– Дамы и г-господа! Каждому из вас присвоен номер. Чётные бегут вправо, нечётные влево. По краю всего открытого пространства расположена гряда больших камней. Прячетесь за них по двое – по трое, выставляете наружу палки и ни в коем случае не высовываетесь. Что бы ни происходило. П-понятно?
– Я-асно! Поня-атно! – отозвался нестройный хор, в котором старательнее всего звучали женские голоса.
У Эраста Петровича защемило сердце от нехорошего предчувствия. Однако менять план было поздно.
– Вперёд! – сказал он конным, доставая белый платок.

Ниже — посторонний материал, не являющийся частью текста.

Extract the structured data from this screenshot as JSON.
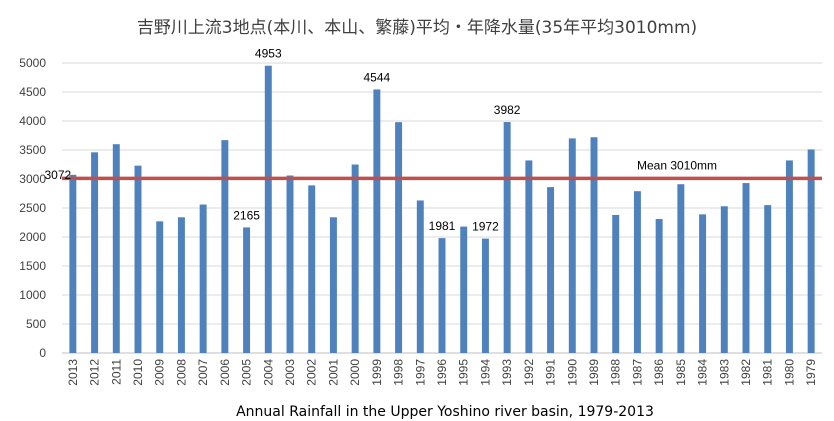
{
  "chart_data": {
    "type": "bar",
    "title": "吉野川上流3地点(本川、本山、繁藤)平均・年降水量(35年平均3010mm)",
    "xlabel": "Annual Rainfall in the Upper Yoshino river basin, 1979-2013",
    "ylabel": "",
    "ylim": [
      0,
      5000
    ],
    "yticks": [
      0,
      500,
      1000,
      1500,
      2000,
      2500,
      3000,
      3500,
      4000,
      4500,
      5000
    ],
    "grid": true,
    "categories": [
      "2013",
      "2012",
      "2011",
      "2010",
      "2009",
      "2008",
      "2007",
      "2006",
      "2005",
      "2004",
      "2003",
      "2002",
      "2001",
      "2000",
      "1999",
      "1998",
      "1997",
      "1996",
      "1995",
      "1994",
      "1993",
      "1992",
      "1991",
      "1990",
      "1989",
      "1988",
      "1987",
      "1986",
      "1985",
      "1984",
      "1983",
      "1982",
      "1981",
      "1980",
      "1979"
    ],
    "values": [
      3072,
      3460,
      3600,
      3230,
      2270,
      2340,
      2560,
      3670,
      2165,
      4953,
      3060,
      2890,
      2340,
      3250,
      4544,
      3980,
      2630,
      1981,
      2180,
      1972,
      3982,
      3320,
      2860,
      3700,
      3720,
      2380,
      2790,
      2310,
      2910,
      2390,
      2530,
      2930,
      2550,
      3320,
      3510
    ],
    "data_labels": [
      {
        "category": "2013",
        "text": "3072"
      },
      {
        "category": "2005",
        "text": "2165"
      },
      {
        "category": "2004",
        "text": "4953"
      },
      {
        "category": "1999",
        "text": "4544"
      },
      {
        "category": "1996",
        "text": "1981"
      },
      {
        "category": "1994",
        "text": "1972"
      },
      {
        "category": "1993",
        "text": "3982"
      }
    ],
    "mean_line": {
      "value": 3010,
      "label": "Mean 3010mm"
    },
    "colors": {
      "bar": "#4f81bd",
      "mean_line": "#c0504d",
      "grid": "#d9d9d9",
      "axis": "#bfbfbf"
    }
  }
}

Самый рискованный момент операций был сейчас. Если часовой, увидев трёх всадников и рассредоточивающихся за их спиной пехотинцев, откроет пальбу, могут быть жертвы. Вся надежда на белый флаг.
Фандорин поскакал вперёд, изо всех сил размахивая платком и крича:
– Не стреляй! Не стреляй! Мы хотим говорить!

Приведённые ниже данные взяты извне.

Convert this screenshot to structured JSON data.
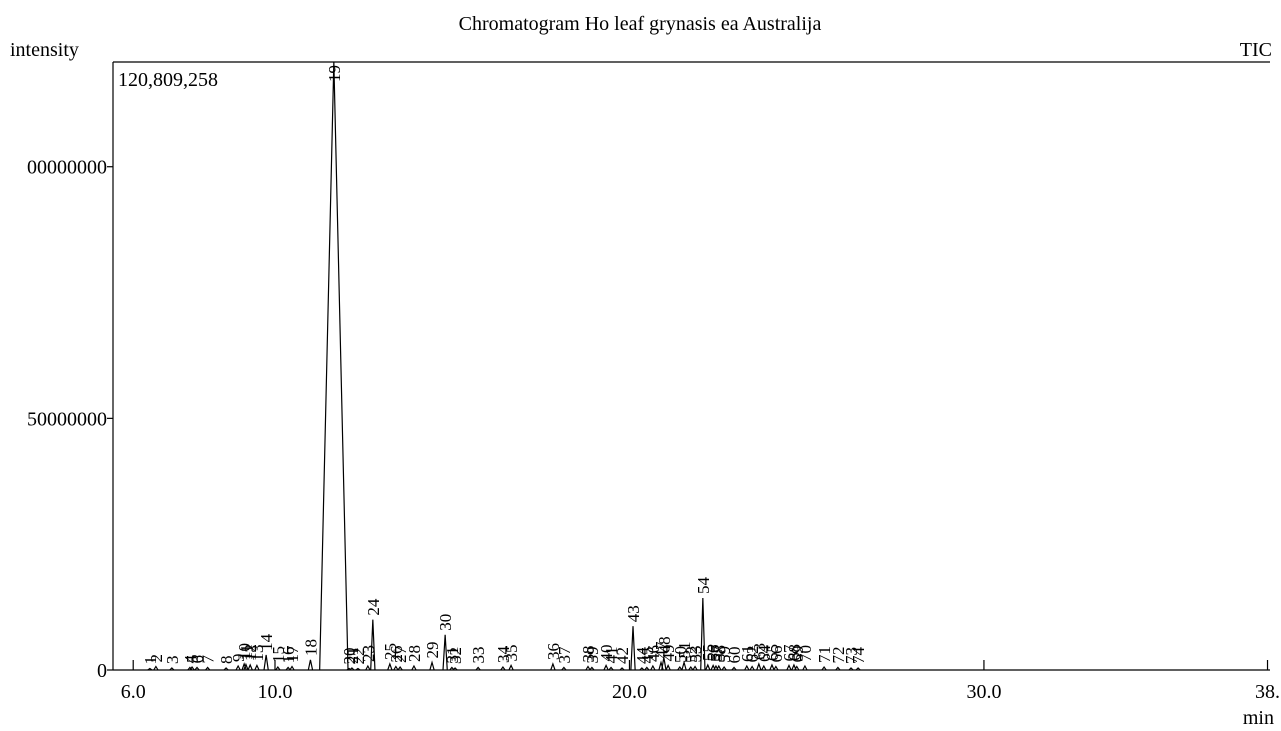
{
  "chart_data": {
    "type": "chromatogram",
    "title": "Chromatogram Ho leaf grynasis ea Australija",
    "y_label": "intensity",
    "trace_label": "TIC",
    "x_label": "min",
    "max_annotation": "120,809,258",
    "color": "#000000",
    "xlim": [
      5.43,
      38.07
    ],
    "ylim": [
      0,
      120809258
    ],
    "xticks": [
      {
        "value": 6,
        "label": "6.0"
      },
      {
        "value": 10,
        "label": "10.0"
      },
      {
        "value": 20,
        "label": "20.0"
      },
      {
        "value": 30,
        "label": "30.0"
      },
      {
        "value": 38,
        "label": "38."
      }
    ],
    "yticks": [
      0,
      50000000,
      {
        "value": 100000000,
        "label": "00000000"
      }
    ],
    "peak_labels": [
      "1",
      "2",
      "3",
      "4",
      "5",
      "6",
      "7",
      "8",
      "9",
      "10",
      "11",
      "12",
      "13",
      "14",
      "15",
      "16",
      "17",
      "18",
      "19",
      "20",
      "21",
      "22",
      "23",
      "24",
      "25",
      "26",
      "27",
      "28",
      "29",
      "30",
      "31",
      "32",
      "33",
      "34",
      "35",
      "36",
      "37",
      "38",
      "39",
      "40",
      "41",
      "42",
      "43",
      "44",
      "45",
      "46",
      "47",
      "48",
      "49",
      "50",
      "51",
      "52",
      "53",
      "54",
      "55",
      "56",
      "57",
      "58",
      "59",
      "60",
      "61",
      "62",
      "63",
      "64",
      "65",
      "66",
      "67",
      "68",
      "69",
      "70",
      "71",
      "72",
      "73",
      "74"
    ],
    "x": [
      6.47,
      6.64,
      7.09,
      7.6,
      7.66,
      7.8,
      8.1,
      8.62,
      8.96,
      9.13,
      9.18,
      9.3,
      9.49,
      9.75,
      10.08,
      10.37,
      10.48,
      11.0,
      11.66,
      12.09,
      12.17,
      12.34,
      12.62,
      12.76,
      13.24,
      13.41,
      13.53,
      13.92,
      14.43,
      14.8,
      14.99,
      15.08,
      15.73,
      16.43,
      16.66,
      17.84,
      18.15,
      18.83,
      18.94,
      19.34,
      19.48,
      19.79,
      20.1,
      20.35,
      20.49,
      20.66,
      20.89,
      20.97,
      21.09,
      21.42,
      21.54,
      21.73,
      21.85,
      22.07,
      22.21,
      22.36,
      22.44,
      22.52,
      22.67,
      22.95,
      23.31,
      23.46,
      23.65,
      23.79,
      24.02,
      24.13,
      24.5,
      24.64,
      24.72,
      24.95,
      25.49,
      25.88,
      26.25,
      26.45
    ],
    "values": [
      300000,
      700000,
      400000,
      500000,
      600000,
      500000,
      500000,
      400000,
      800000,
      1200000,
      1100000,
      1000000,
      900000,
      3000000,
      600000,
      500000,
      700000,
      2000000,
      120809258,
      300000,
      400000,
      300000,
      800000,
      10000000,
      1200000,
      700000,
      600000,
      800000,
      1500000,
      7000000,
      500000,
      400000,
      500000,
      600000,
      900000,
      1200000,
      500000,
      700000,
      500000,
      900000,
      500000,
      400000,
      8700000,
      400000,
      500000,
      800000,
      1500000,
      2500000,
      900000,
      600000,
      1500000,
      600000,
      700000,
      14300000,
      1000000,
      900000,
      800000,
      800000,
      600000,
      500000,
      800000,
      700000,
      1200000,
      800000,
      1000000,
      700000,
      900000,
      1000000,
      700000,
      800000,
      600000,
      500000,
      400000,
      400000
    ]
  }
}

Часовой выстрелил, но, кажется, не по парламентёрам, а в воздух – подал сигнал тревоги.
– Всё! Спешиваемся! – догнал Скотт, показывая на большой валун, расположенный в центре плато.

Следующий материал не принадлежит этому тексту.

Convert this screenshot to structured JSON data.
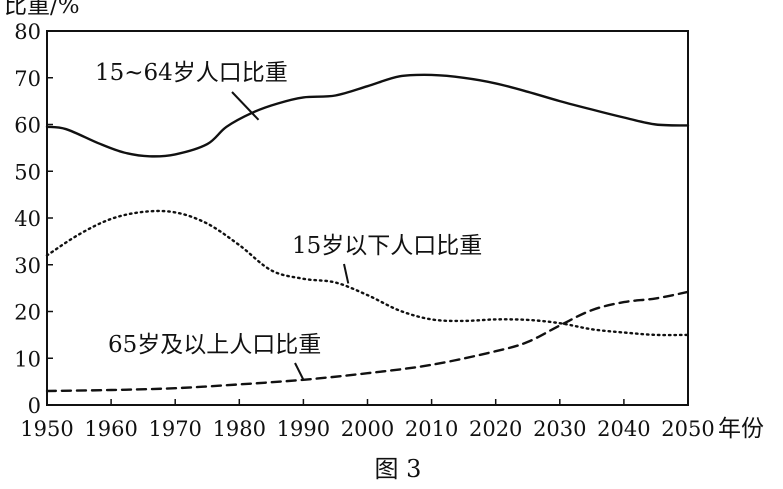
{
  "chart_data": {
    "type": "line",
    "ylabel": "比重/%",
    "xlabel": "年份",
    "caption": "图 3",
    "xlim": [
      1950,
      2050
    ],
    "ylim": [
      0,
      80
    ],
    "x_ticks": [
      1950,
      1960,
      1970,
      1980,
      1990,
      2000,
      2010,
      2020,
      2030,
      2040,
      2050
    ],
    "y_ticks": [
      0,
      10,
      20,
      30,
      40,
      50,
      60,
      70,
      80
    ],
    "grid": false,
    "series": [
      {
        "name": "15~64岁人口比重",
        "style": "solid",
        "x": [
          1950,
          1953,
          1958,
          1962,
          1966,
          1970,
          1975,
          1978,
          1982,
          1986,
          1990,
          1995,
          2000,
          2005,
          2010,
          2015,
          2020,
          2025,
          2030,
          2035,
          2040,
          2045,
          2050
        ],
        "y": [
          59.5,
          59,
          56,
          54,
          53.2,
          53.6,
          55.8,
          59.5,
          62.5,
          64.5,
          65.8,
          66.2,
          68.2,
          70.3,
          70.6,
          70,
          68.8,
          67,
          65,
          63.2,
          61.5,
          60,
          59.8
        ]
      },
      {
        "name": "15岁以下人口比重",
        "style": "dotted",
        "x": [
          1950,
          1955,
          1960,
          1965,
          1970,
          1975,
          1980,
          1985,
          1990,
          1995,
          2000,
          2005,
          2010,
          2015,
          2020,
          2025,
          2030,
          2035,
          2040,
          2045,
          2050
        ],
        "y": [
          32,
          36.5,
          39.8,
          41.3,
          41.2,
          38.8,
          34.2,
          28.8,
          27,
          26.2,
          23.5,
          20.2,
          18.3,
          18,
          18.3,
          18.2,
          17.5,
          16.2,
          15.5,
          15,
          15
        ]
      },
      {
        "name": "65岁及以上人口比重",
        "style": "dashed",
        "x": [
          1950,
          1960,
          1970,
          1980,
          1990,
          2000,
          2010,
          2020,
          2025,
          2030,
          2035,
          2040,
          2045,
          2050
        ],
        "y": [
          3,
          3.2,
          3.6,
          4.4,
          5.4,
          6.8,
          8.6,
          11.5,
          13.5,
          17,
          20.3,
          22,
          22.8,
          24.2
        ]
      }
    ],
    "annotations": [
      {
        "text": "15~64岁人口比重",
        "series": 0,
        "x": 1983,
        "y": 61
      },
      {
        "text": "15岁以下人口比重",
        "series": 1,
        "x": 1997,
        "y": 26
      },
      {
        "text": "65岁及以上人口比重",
        "series": 2,
        "x": 1990,
        "y": 5.4
      }
    ]
  }
}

Это было обговорено заранее, все трое выпрыгнули из сёдел. Скотт гикнул на лошадей, и те припустили назад. Они больше не понадобятся.
Прижавшись к нагретой солнцем поверхности камня, Эраст Петрович оглянулся и облегчённо вздохнул.
Первый этап операции прошёл без сучка без задоринки.
Стратегически важный пункт, откуда будут вестись переговоры, занят. Коммунары все целы и залегли в укрытие – оттуда торчат лишь верхушки шляп и палки, даже отсюда похожие на ружейные стволы, а уж со скалы тем более.
– Малость погодим, – шепнул Скотт. – Пускай старшой подойдёт. Не с часовым же переговариваться…
В бинокль было хорошо видно голову дозорного, торчащую из-за камня: шляпа с широкими полями, чёрный платок на лице. Дуло «винчестера» быстро перемещалось вправо-влево – часовой нервничал.
Минут через пять рядом возникли ещё две шляпы.
– Пора, – сказал Мелвин, прищуренные глаза которого зоркостью не уступали цейссовской технике. – Сам поговоришь?
– Лучше ты. Тебя они наверняка знают.
В руке «пинка» появился кожаный рупор. Откашлявшись и хлебнув из бутылки, Скотт заорал так, что у Эраста Петровича заложило ухо.